Так почему же так больно, если всё понятно? Почему на душе так кошки скребут от того, что человек дни радостно считает до момента их разделения?
Почему хочется обнять себя и гладить по спине со словами: «Ты хороший, ты хороший»?
И ведь это не первый раз, когда Димой пренебрегали или предпочитали кого-то ещё. Тот самый бабушкин выбор кому отдать квартиру был тоже не в Димину пользу. А за место в совете старост и вовсе пришлось когда-то интриговать и бороться. И что, что курс спустя они все думали, как избавиться от этого дерьма.
А про девушек и говорить нечего. Почти все, с кем он пытался познакомиться или потанцевать, старались от этой возможности отказаться. Как будто насрано на Диме, право дело.
Наверное, дело в том, что Димка всегда считал себя лучшим в учёбе и как следствие думал, что будет лучшим стажёром в жизни своего отделения. Но этого не случилось. И что теперь, плакать что ли? Нет.
То, что ты не нужен кому-то как помощник, не значит, что ты плохой помощник. Как говорится: «Ты можешь быть самым восхитительным пирогом с вишней в мире, но кому-то всё равно не будет нравиться вишня». Вот так вот.
«Тогда и я буду считать дни до конца стажировки» — решил Дима.
Утро следующего дня не ознаменовалось ничем примечательным. Утро как утро. Работа как работа.
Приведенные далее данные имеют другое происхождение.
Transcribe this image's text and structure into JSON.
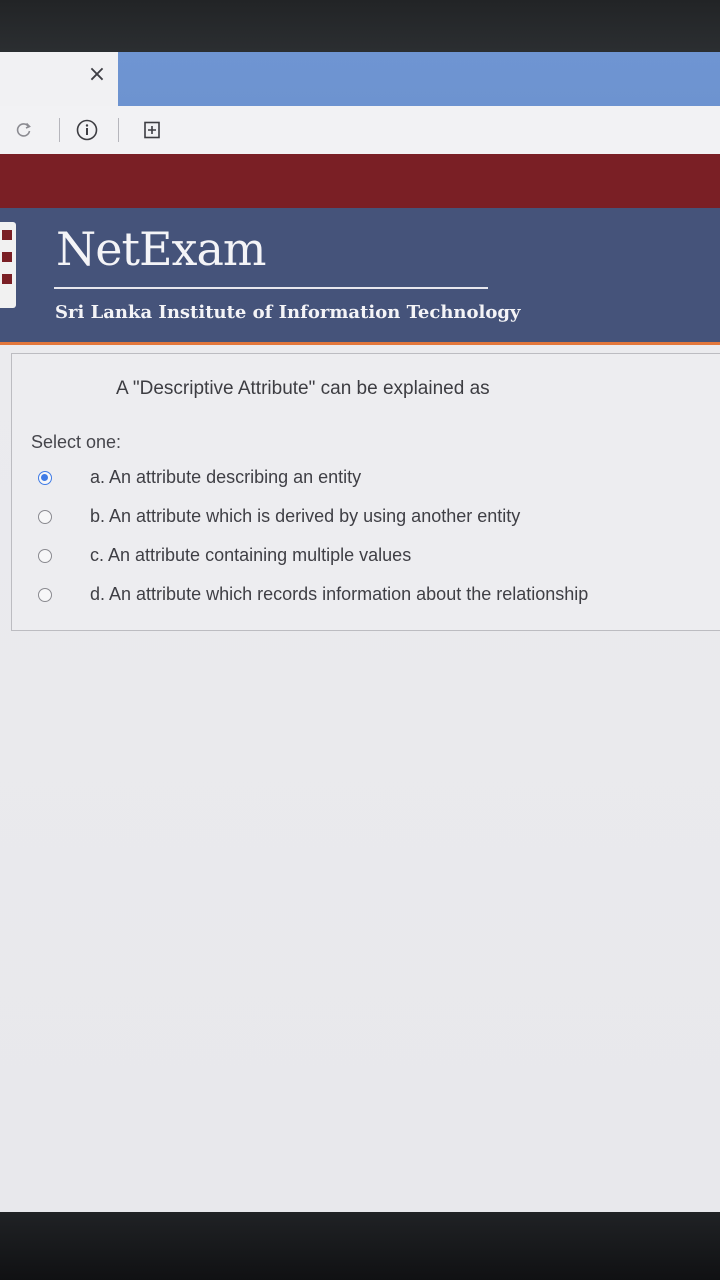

Как вдруг Игорь подскочил в десять часов и начал собираться. Почти полностью собравшись на выход, он остановился и начал просто смотреть на Диму:
— Ты чего сидишь? Работать хочется?
Дима удивился:
— Так мы же и должны этим заниматься…
Игорь усмехнулся и наклонился к нему, чтобы сказать уже тише:
— Я сейчас уйду в суд, потому что меня вызвали как свидетеля обвинения. А в отсутствие главы группы занятия для всей остальной команды ищет весь отдел.
Дима сидел, хлопая ресницами и не понимая, чего от него хочет Гром. Игорю пришлось уточнить:
— Собирайся, пойдёшь со мной, пока на тебя не повесили все висяки нашего отдела. Николай Иванович в курсе, пошли.
Когда они вышли из отделения, Игорь озвучил свою мысль:
— Я думал, что это само собой разумеющееся, что ты пойдешь со мной на заседание, а тебе потребовалось особое приглашение.
— Так вы же не сказали, куда идёте… Может, вы покурить выйти хотите. Да и вообще, я про суд и не слышал.
Гром усмехнулся на завуалированный упрёк. Но не признавать же, что он сам ничего не рассказал, а от Дубина требует телепатии. И он зацепился за форму одного из слов:
— А чего это ты мне выкаешь?
Дима удивился:
— Так ведь я же стажёр, а вы официально трудоустроенны…
— Так Зайцевой же ты не выкаешь.
Дима усмехнулся в ответ:
— Так я и не под её началом работаю…
Игорь понял, что своей попыткой переключить разговор сделал только хуже и решил нанести сокрушительный удар:
— Ага. Просто я не симпатичная и молодая шатенка, так сразу и скажи.
Диму задело предположение о его корыстных мотивах:
— Так ведь и Цветков не шатенка! — выдохнул он. — И Санёк тоже. И Паша.
— Хорошо. Тогда в чём проблема? В том, что я старше 30?
Дима закипал от сюрреалистичности ситуации:
— А может в том, что они капитаны и лейтенанты, а вы майор?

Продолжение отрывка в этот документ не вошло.